Muhammed Ilyas is often asked about his visiting card. It says ‘chitarkar’. “It means artist in Hindi, doesn’t it?” he asks. His glasses perched at the end of his nose, he bends over a slate square hammering out a design with an iron pencil at a gallery in a five-star hotel in Islamabad. His equipment is simple but his designs can be intricate and they can take from a few hours up to many days to carve out. He and some of his family could be part of the dying group of slate carvers from a village near Haripur in Khyber Pakhtunkhwa.
It’s a century-old family tradition which he inherited and originally the rather dull grey slate was used for tombstones before the marble explosion took over.

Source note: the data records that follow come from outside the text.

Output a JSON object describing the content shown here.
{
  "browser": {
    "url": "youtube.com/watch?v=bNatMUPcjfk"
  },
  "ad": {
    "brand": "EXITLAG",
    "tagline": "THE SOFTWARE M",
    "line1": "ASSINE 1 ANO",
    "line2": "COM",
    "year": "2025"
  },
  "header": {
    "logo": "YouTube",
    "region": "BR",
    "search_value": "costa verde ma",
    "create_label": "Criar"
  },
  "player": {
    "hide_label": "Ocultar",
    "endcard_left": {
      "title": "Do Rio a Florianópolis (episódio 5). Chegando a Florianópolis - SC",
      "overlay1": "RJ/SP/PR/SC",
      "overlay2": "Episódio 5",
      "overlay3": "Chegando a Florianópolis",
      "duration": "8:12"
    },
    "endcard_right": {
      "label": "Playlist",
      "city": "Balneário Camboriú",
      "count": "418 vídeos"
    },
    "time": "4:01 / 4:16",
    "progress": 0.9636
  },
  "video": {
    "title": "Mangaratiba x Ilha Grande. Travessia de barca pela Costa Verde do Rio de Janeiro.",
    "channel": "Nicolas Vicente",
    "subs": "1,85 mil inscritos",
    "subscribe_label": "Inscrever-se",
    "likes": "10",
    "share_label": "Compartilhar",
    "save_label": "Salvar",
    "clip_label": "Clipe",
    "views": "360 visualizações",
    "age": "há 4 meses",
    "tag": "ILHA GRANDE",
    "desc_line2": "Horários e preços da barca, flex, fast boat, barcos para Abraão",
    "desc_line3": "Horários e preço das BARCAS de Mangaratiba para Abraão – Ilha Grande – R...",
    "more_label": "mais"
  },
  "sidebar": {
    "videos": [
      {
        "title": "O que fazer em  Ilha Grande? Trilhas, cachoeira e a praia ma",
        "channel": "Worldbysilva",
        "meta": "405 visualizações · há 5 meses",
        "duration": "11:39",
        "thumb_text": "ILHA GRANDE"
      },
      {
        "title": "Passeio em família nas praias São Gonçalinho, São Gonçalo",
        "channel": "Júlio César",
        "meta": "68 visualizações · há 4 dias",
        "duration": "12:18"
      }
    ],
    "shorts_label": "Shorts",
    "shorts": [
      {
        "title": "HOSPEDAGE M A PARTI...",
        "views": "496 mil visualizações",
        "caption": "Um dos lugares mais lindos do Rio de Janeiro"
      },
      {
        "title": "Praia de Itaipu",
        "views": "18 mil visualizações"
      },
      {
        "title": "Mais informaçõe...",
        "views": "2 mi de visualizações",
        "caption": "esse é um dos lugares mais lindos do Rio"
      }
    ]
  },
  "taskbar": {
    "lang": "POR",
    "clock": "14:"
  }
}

Now 55, Ilyas has been carving since he was a child and learnt the trade from his father and grandfather. “Our gravestones of slate were works of art. We could represent some of the characteristics of the dead person and if it was a woman we could depict her favourite jewellery or something the family wanted to remember her by,” he says. The art of the gravestones has now made it into drawing rooms and Ilyas has innovated over the years to make items of everyday use such as coasters, trays, tables and even a very impressive dressing table with slate carving. Carved slate squares are also modified into unusual clocks with the simple addition of some needles and a battery. He has even created slate souvenirs which he feels are better gifts than plastic mementos. In his native village, he is probably one of the few slate carvers who remain. One of his sons has learnt the art but the rest are not interested.
Ilyas is a keen calligrapher, and while religious inscriptions were favoured earlier, he uses the chisel to recreate nature, old colonial buildings and floral designs. “People didn’t work for money in the past. We lived in a mountainous area and my grandfather used to walk 80 km to sell something he had made out of slate for Re 1. Sometimes if people were happy they would add 25 annas more. Then some women would feel sorry since he had walked so much and give him food stuff like lentils. He walked five days for Re. 1. That’s how it was,” he recalls. Those were leisurely times when people spent time carving doors and then someone else used to see it and want the same thing. Art was spread by word of mouth, he says. There was also the problem of the zamindars who wanted exclusivity and often the artist paid with his life so he wouldn’t create another masterpiece. In the absence of strong support for craftsmen like him, there is a risk they fall a prey to unscrupulous art lovers and middlemen.
Ilyas was no exception and he yearns for a shop or an outlet where he can sell his work. “Even now such heinous practices exist — they may not take away someone’s life or cut off hands but they do destroy you in many ways,” he says. There are many who do business in the name of handicrafts and one such woman ordered work worth over Rs. one lakh from him and didn’t share any of the profits. “I heard she earned over Rs. one crore from my work but I got nothing. I was so distressed that I gave up carving for a whole year. But then I realised that people can cheat me of money but they cannot steal my art from me,” he says. Once again he was duped by the same woman who made him bring his work to Karachi. “She said she would organise an exhibition. I spent Rs. 70,000 to transport my stuff there and finally I had to leave the work in the house of a well-wisher where it still lies. There was no sale or exhibition as promised,” he says helplessly. “We have our craft, but sometimes I feel it is of no use to me. Without education we are easily duped,” he adds.
He tells the story of a man who found a bright shining stone and hung it around his donkey. A foreigner came and bought the stone for Rs. 100 but made millions of it. He said things haven’t changed much. He dropped out of school after Std. V to learn the trade and has taught it to two of his four sons as well. He doubts if they can take it forward without government support; also young people are not interested since they don’t see a future for this craft. “Sometimes I feel all this work is pure foolishness. It took me two years to make all this and I keep trying to improve and find new designs,” he smiles.